Jesus also was no democracy advocate.
So why are Christians universally not supportive of a theocracy first, a monarchy second?
@Frank - Yes, that is the psychology that I sometimes seem to perceive.
sykes,
I agree with your overall observations - they mostly match my empirical testing of the reports in the Bible of the Being known as Jah.
Though I think He sees the future to some degree, perhaps to a great degree.
You will probably enjoy this site Dr Charlton
https://reknew.org/2007/12/what-do-you-think-of-the-classical-view-that-god-is-impassible/
https://reknew.org/2017/04/classical-theisms-unnecessary-paradoxes/
https://reknew.org/tag/classical-theism/
@Jack - I have read couple of books and some essays by Greg Boyd, he raises important problems but doesn't solve them. His ideas are not coherent IMO - he just kicks the can of problems, but does not address that the surface difficulties arise from the level of the fundamental metaphysical assumptions of traditional-orthodox theology - assumptions which he apparently still believes. Indeed, it was reading Greg Boyd's God at War that made me realize that classical theology could never produce a genuinely deep yet clear account of the origins of evil.
@FX - If you want to know my understanding of the Bible - read the mini-book Lazarus Writes (linked in the sidebar).
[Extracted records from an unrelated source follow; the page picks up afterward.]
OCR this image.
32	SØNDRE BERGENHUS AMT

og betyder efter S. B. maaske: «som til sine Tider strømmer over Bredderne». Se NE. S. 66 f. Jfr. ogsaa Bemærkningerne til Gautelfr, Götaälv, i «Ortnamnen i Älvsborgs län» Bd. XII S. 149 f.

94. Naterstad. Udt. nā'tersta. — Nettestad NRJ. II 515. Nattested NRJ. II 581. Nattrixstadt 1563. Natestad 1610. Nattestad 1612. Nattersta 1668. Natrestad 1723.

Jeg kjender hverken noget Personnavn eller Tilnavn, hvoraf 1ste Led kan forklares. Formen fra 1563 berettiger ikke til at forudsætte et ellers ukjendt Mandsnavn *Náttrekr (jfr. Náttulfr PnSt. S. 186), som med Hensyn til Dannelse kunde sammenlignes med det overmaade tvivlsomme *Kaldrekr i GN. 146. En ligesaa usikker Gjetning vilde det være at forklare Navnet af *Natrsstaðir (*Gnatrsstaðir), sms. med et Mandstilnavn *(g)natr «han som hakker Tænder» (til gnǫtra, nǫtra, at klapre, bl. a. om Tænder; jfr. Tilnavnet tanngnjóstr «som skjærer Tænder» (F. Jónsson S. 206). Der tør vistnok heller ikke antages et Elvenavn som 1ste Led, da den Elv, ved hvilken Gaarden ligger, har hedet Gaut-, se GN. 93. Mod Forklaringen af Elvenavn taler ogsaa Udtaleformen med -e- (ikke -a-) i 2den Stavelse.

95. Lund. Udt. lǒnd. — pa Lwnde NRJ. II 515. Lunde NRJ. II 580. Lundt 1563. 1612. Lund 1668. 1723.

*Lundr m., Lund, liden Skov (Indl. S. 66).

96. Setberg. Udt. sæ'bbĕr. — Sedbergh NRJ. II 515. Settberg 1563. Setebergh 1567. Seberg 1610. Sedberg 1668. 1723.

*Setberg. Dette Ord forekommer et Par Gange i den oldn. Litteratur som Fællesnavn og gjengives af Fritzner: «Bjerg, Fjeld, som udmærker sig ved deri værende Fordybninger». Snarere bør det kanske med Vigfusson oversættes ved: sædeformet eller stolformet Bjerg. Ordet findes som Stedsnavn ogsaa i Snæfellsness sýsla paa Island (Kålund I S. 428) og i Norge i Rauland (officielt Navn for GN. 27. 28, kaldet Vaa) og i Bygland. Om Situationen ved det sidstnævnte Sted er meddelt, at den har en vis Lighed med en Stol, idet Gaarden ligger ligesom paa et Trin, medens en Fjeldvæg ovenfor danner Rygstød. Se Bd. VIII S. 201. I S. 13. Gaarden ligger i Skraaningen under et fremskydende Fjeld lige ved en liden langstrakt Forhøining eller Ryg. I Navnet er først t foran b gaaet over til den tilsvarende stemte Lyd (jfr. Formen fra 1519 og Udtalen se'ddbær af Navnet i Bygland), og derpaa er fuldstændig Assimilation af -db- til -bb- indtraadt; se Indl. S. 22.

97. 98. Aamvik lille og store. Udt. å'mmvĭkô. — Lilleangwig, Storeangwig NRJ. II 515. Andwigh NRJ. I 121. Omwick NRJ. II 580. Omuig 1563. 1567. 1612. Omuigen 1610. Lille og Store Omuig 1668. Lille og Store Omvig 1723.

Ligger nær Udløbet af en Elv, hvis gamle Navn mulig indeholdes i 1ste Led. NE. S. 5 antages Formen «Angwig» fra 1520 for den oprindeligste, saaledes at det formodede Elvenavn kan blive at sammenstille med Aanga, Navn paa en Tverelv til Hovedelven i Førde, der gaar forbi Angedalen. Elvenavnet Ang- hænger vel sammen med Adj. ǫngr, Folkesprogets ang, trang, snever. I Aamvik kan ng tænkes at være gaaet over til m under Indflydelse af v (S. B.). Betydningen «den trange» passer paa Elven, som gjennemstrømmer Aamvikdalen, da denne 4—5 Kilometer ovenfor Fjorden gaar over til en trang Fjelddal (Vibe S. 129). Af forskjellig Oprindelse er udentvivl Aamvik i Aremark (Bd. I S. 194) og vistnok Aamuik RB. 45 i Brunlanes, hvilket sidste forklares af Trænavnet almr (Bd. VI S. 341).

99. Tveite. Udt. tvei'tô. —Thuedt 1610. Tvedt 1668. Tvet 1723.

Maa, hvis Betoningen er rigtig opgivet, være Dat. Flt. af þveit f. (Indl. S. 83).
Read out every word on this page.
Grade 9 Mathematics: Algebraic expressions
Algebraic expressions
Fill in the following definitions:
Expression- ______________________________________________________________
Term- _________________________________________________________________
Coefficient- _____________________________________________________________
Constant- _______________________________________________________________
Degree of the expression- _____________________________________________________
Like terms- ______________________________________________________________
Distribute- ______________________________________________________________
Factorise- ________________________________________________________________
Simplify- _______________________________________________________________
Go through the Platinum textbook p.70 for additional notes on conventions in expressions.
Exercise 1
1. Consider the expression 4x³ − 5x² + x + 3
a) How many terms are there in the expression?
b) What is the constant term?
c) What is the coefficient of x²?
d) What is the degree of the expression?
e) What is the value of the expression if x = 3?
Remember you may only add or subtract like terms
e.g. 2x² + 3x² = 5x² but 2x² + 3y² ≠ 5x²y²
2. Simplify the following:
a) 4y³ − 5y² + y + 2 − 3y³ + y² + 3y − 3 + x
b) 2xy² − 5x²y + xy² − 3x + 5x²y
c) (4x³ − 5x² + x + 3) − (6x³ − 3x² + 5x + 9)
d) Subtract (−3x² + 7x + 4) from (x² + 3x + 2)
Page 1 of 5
My point is that most people, including you, are making many and big assumptions about how the Bible should be read - but you either don't realize or deny that you are indeed making multiple assumptions. I tell you what My assumptions are, and why I make them. You may disagree of course - but they are what seem valid to me.
Everyone has assumptions, yes. Of your Three Assumptions in Lazarus Writes the core is monogamous marriage of Christ.
But your or the Mormon view of the primacy of marriage takes away a kind spiritual purity that was common throughout history: celibacy, not being trapped by women or materialism, and deep focus on God's Word.
Which is what the Bible shows for Jesus too. Why alter this is mystifying. For whatever or whomever gains something else is taken away.
My assumption was that real science could test what the Bible says and I am satisfied the most important aspect is true.
Based on my research the Bible is descriptive of how interacting with Jah works; and it's more literal than people want to think.
@FX - No, that is a consequence of the assumptions, not one of the assumptions.
The description of Jesus's marriage is in the Fourth Gospel plainly enough, from a common sense reading - as I referenced. Once one has decided - on the basis of the assumptions I describe - that the Fourth Gospel is the most authoritative part of the Bible - then it follows that Jesus was married to Mary.
This fits with Mormon metaphysical theology that God the creator (Jesus's Mother and Father - and yours and mine) is a dyad of man and woman - which I also believe to be true; but my knowledge of Jesus's marriage did not derive from Mormonism but from the Fourth Gospel.